Reading the book Boundaries by Cloud and Townsend helped a lot. For the last 10 years, I’ve taught hundreds of other moms the boundary basics, including a talk called “Boundaries and the Holidays,” which define the difference between bearing each others’ burdens and carrying our own loads, as instructed in Galatians 6.

My hubby and I don’t have it down perfectly, but I’d like to share a few tips that work well for us after 22 years of marriage...


Tip #1. Carry your own load. In that load are your feelings, thoughts, limits, and choices. Start with managing your own feelings. If you say, “She made me feel guilty,” you’ve failed to carry your own load. You have to choose if you’ve actually done something to feel guilty about and respond accordingly. Disappointing someone is not wrong. You don’t get to control how people feel about your decisions; that’s their load. Say no with compassion and empathy.


Tip #2. Be intentional about setting your own limits. Pay attention to what your body, mind and heart are telling you, and make a decision to say “no” or “that’s enough” before you reach total capacity and get in a fight with Grandma or take the stress out on your kids. Remember that your limits are perhaps different than your siblings or your brother and sister in laws. Embrace how God made you and honor it.


I look back and am so grateful we guarded these precious times of mayhem on Christmas morning.

Tip#3. Pick your top-three must-have, hill-to-die-on boundaries for the season and stick to them. These are the things that are most special to include in your celebrations, that you will feel resentful about if you don’t get to do them. They can also include something you will not stick around for. Here are ours:

  • We do Thanksgiving and Christma s morning at home alone. We never go anywhere on holidays before 1 p.m.

  • No political discussions at extended family gatherings. We do not want to fight, be converted, or convert others at Thanksgiving or Christmas. So, if it starts up, we say we want to change the subject. If that doesn’t work, we leave the room. (And I have learned not to be the one that starts it.)

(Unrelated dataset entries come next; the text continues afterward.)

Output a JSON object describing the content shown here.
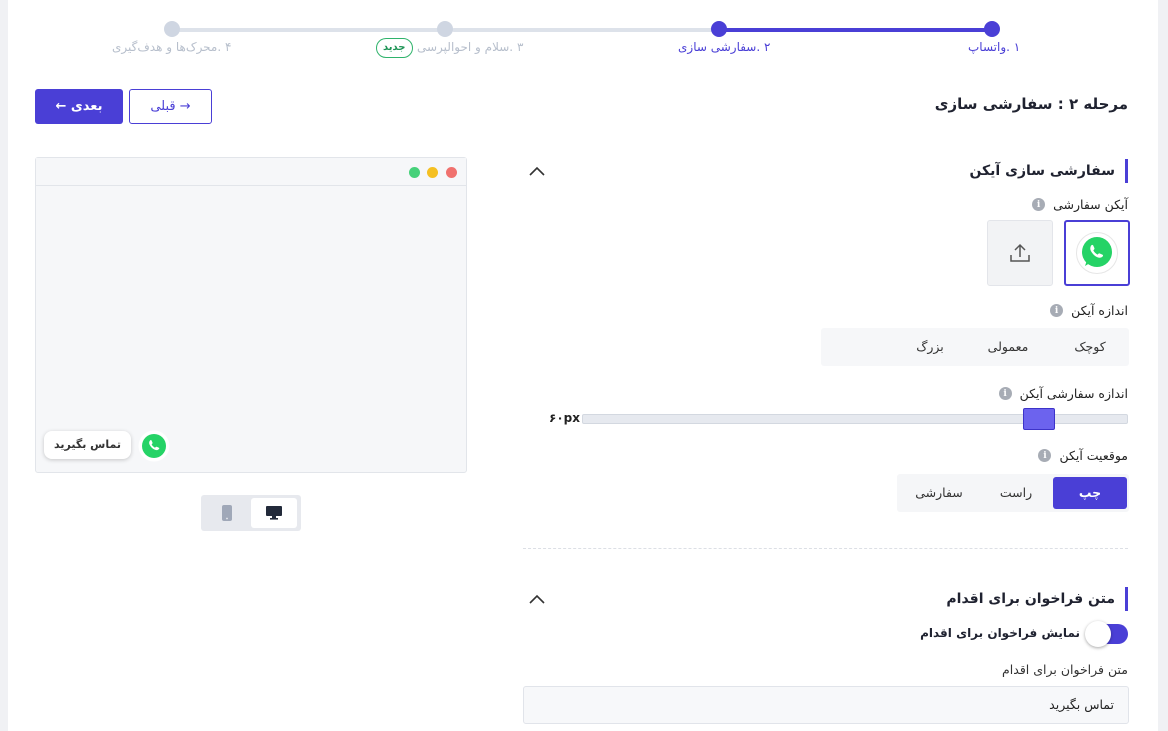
{
  "stepper": {
    "steps": [
      {
        "label": "۱ .واتساپ",
        "state": "active"
      },
      {
        "label": "۲ .سفارشی سازی",
        "state": "active"
      },
      {
        "label": "۳ .سلام و احوالپرسی",
        "state": "inactive",
        "badge": "جدید"
      },
      {
        "label": "۴ .محرک‌ها و هدف‌گیری",
        "state": "inactive"
      }
    ]
  },
  "header": {
    "stage_title": "مرحله ۲ : سفارشی سازی",
    "next_label": "بعدی ←",
    "prev_label": "→ قبلی"
  },
  "preview": {
    "chip_text": "تماس بگیرید",
    "window_dots": [
      "#f0716e",
      "#f5c022",
      "#46d17a"
    ],
    "device": {
      "selected": "desktop",
      "options": [
        "desktop-icon",
        "mobile-icon"
      ]
    }
  },
  "icon_section": {
    "title": "سفارشی سازی آیکن",
    "custom_icon_label": "آیکن سفارشی",
    "icon_size_label": "اندازه آیکن",
    "size_options": [
      "کوچک",
      "معمولی",
      "بزرگ"
    ],
    "custom_size_label": "اندازه سفارشی آیکن",
    "custom_size_value": "۶۰px",
    "position_label": "موقعیت آیکن",
    "position_options": [
      "چپ",
      "راست",
      "سفارشی"
    ],
    "position_selected": "چپ"
  },
  "cta_section": {
    "title": "متن فراخوان برای اقدام",
    "toggle_label": "نمایش فراخوان برای اقدام",
    "toggle_on": true,
    "text_label": "متن فراخوان برای اقدام",
    "text_value": "تماس بگیرید"
  },
  "colors": {
    "accent": "#4a3fd6",
    "whatsapp": "#25d366",
    "badge_green": "#2fb36b"
  }
}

  • A few special holiday dishes mean a lot to my kids. If no one else is making them, I make them and bring them along.


Tip #4: Decide what you can let go of without feeling resentful. Compromise is good. So what expectation, tradition, or rule can you release? For me, I let go of…


  • How much sugar the kids are going to eat. Whatever Grandma offers, they can have. (If your child has food allergies or diabetes, this would not be your Let Go.)

  • The seating chart. I sit where they tell me. The kids sit where they are told by the host, too. (If your child gets bullied by Drunk Uncle, this would not be your let go.)

  • How we open presents. Hello, my name is Amanda, and I’m a control freak. I like to open things a certain way and in a certain order. That doesn’t work for other people. Watch me release it….


Now, in regards to Tips 3 and 4, the brilliance of this system is you get to choose what are on your Must Have and Let Go list, even if someone else thinks they are silly, even if you look back someday and think you should have swapped out some of those items. For some families, gifts are a big issue: you have limited space and/or environmental impact concerns. Go ahead and set limits on grandparent giving, and if they don’t abide by what you’ve asked, you can exchange what they gave you or give it away. You may insist on sitting by your spouse or baby at Christmas dinner. You may want to make time to go do Christmas Eve service at church.

Whatever you decide, remember your motive: to be more loving and less resentful, and to live in the freedom that Jesus offers us all. In 2 Corinthians 9:7, Paul writes, “Each man should give what he has decided in his heart to give, not out of guilt or compulsion, for God loves a cheerful giver.” He wrote this about money, but it also applies to our time and anything else of value. I’m praying for you and myself, that we would enter this season as servants of Jesus and no one else, and that we would find joy in that identity.